Experimental Setup • Randomly generated network topology with 5050 routers • Scribe was run on 100,000 end nodes randomly assigned to routers with uniform distribution • Using different random seeds, ten different topologies were generated • Results are averaged over all ten topologies • Experimented with a wide range of group sizes and large number of groups • Size of group with rank r: gsize(r)=floor(N*r^(-1.25) + .5) • Group membership selected randomly with uniform distribution
Delay Penalty • Compare delay between Scribe multicast and IP multicast • Measure distribution of delay to deliver a message to each member of a group • Two metrics: • RMD • 50% of groups less than 1.69 • Max = 4.26 • RAD • 50% of groups less than 1.68 • Max = 2
Node Stress • Stress imposed by maintaining groups and handling forwarding packets and duplicate packets at the end node instead of on the routers • Measure the number of groups with non-empty children tables and the number of entries in children tables • In our simulation with 1500 groups • Non-empty children tables per node: Avg=2.4, max=40 • Children table entries per node: Avg=6.2, max=1059
Link Stress Experiment • Computed link stress by counting the number of packets that are sent over each link when a message is sent to each of the 1500 groups. • Total number of links is 1,035,295 • Total number of messages for Scribe is 2,489,824 • Total number of messages for IP multicast is 758,853 • Mean number of message per link: • 2.4 for Scribe • 0.7 for IP multicast • Maximum Link Stress: • 4031 for Scribe • 950 for IP multicast
Bottleneck Remover • When a node detects it is overloaded, it selects the group that consumes the most resources. • Then it chooses the child in this group that is farthest away. • The parent then drops the child by sending it a message containing the children table for the group along with delays between each children and the parent. • When the child receives the message it does the following: • It measures the delay between itself and other child in the children table received. • It then computes the delay between itself and the parent via each of the nodes. • Finally, it sends a JOIN message to the node that provides the least combined delay.

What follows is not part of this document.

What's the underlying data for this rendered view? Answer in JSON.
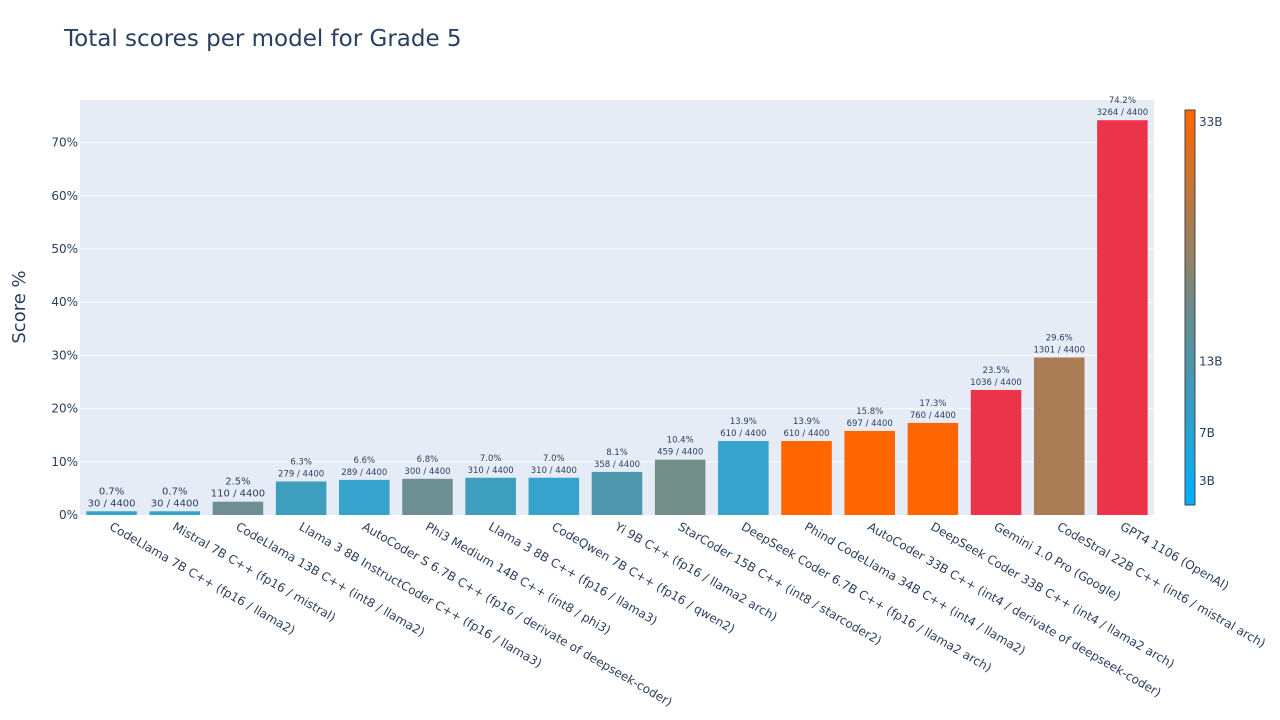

Bottleneck Remover Results • This introduces potential for routing loops • When a loop is detected, the node sends another JOIN message to generate a new random route. • The bottleneck remover limits the number of entries for its children tables at a cost of increased link stress during join. • Average link stress increases from 2.4 to 2.7 and maximum increases from 4031 to 4728.

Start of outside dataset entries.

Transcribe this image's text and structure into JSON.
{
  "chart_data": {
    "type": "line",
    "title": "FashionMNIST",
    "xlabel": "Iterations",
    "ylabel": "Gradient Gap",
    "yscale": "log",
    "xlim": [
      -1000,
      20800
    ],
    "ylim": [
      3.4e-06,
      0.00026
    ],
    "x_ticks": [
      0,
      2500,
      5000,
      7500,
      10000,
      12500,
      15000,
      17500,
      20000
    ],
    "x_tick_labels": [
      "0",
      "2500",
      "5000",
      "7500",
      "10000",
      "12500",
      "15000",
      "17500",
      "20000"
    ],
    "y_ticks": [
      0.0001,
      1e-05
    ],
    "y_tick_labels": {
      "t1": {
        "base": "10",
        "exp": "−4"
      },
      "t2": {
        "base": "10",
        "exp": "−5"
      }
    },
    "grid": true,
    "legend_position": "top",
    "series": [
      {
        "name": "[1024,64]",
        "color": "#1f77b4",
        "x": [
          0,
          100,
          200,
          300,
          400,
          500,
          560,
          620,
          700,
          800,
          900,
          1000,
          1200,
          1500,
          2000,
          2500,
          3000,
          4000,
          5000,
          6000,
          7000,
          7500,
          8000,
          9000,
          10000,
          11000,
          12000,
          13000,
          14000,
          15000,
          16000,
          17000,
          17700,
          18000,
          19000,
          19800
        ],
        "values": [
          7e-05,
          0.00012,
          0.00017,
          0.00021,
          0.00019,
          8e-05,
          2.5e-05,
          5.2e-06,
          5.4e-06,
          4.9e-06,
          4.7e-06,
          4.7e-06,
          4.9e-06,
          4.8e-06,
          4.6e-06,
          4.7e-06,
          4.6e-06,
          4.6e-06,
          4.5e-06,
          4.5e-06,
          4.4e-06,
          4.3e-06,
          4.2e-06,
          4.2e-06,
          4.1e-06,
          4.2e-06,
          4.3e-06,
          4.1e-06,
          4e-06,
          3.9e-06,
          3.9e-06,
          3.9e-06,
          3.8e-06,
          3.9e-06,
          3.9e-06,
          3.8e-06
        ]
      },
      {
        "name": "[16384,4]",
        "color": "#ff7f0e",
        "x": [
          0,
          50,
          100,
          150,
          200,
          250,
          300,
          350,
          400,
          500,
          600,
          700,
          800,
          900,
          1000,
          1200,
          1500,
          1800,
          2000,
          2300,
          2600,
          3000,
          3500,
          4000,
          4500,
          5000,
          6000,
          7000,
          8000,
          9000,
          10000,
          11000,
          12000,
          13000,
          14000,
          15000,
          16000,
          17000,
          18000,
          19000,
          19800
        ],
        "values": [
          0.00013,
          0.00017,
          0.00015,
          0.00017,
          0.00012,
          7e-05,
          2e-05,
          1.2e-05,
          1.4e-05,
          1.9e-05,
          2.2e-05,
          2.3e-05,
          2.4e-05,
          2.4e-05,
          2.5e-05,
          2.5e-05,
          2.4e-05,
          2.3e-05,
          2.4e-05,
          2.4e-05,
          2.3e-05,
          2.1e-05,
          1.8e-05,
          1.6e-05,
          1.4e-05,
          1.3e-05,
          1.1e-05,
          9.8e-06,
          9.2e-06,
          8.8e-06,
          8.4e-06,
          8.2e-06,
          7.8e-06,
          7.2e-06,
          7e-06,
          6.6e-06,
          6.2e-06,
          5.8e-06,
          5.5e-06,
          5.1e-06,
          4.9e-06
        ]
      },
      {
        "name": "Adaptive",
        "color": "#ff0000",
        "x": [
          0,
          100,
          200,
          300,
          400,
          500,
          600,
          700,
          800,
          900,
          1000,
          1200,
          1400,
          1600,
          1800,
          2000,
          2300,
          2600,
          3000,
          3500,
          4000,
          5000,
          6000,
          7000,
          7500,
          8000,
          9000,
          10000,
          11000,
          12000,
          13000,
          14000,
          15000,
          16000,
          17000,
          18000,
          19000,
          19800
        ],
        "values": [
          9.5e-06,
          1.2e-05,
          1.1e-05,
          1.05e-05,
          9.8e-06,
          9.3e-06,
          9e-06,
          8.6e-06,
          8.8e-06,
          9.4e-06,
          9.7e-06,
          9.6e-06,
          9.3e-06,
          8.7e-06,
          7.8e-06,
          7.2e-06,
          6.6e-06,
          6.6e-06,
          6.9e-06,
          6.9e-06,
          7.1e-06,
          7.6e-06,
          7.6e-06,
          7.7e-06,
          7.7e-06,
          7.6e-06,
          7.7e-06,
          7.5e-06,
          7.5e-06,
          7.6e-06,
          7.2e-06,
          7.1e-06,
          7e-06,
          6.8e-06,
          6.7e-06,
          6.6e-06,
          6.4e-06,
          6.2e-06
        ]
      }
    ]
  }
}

Scalability with Many Small Groups • 50,000 Scribe nodes • 30,000 Scribe group with 11 nodes per group • Average number of children entries per node is 21.2 compared to a plain (naïve) multicast average of only 6.6 • Average link stress: • 6.1 for Scribe • 1.6 for IP multicast • 2.9 for Naïve multicast • Scribe entries are higher because it creates trees with long paths and no branching.
Conclusion • Scribe is a fully decentralized and large-scale application-level multicast infrastructure built on top of Pastry. • Designed to scale to large number of groups, large group size, and supports multiple multicasting sources per group. • Scribe and Pastry’s randomized placement of nodes, groups, and multicast roots balances the load and the multicast tree. • Scribe uses a best effort delivery scheme but can be extended to guarantee more strict multicast requirements. • Experimental results show that Scribe can efficiently support large number of nodes, groups, and a wide range of group sizes compared to IP multicasting.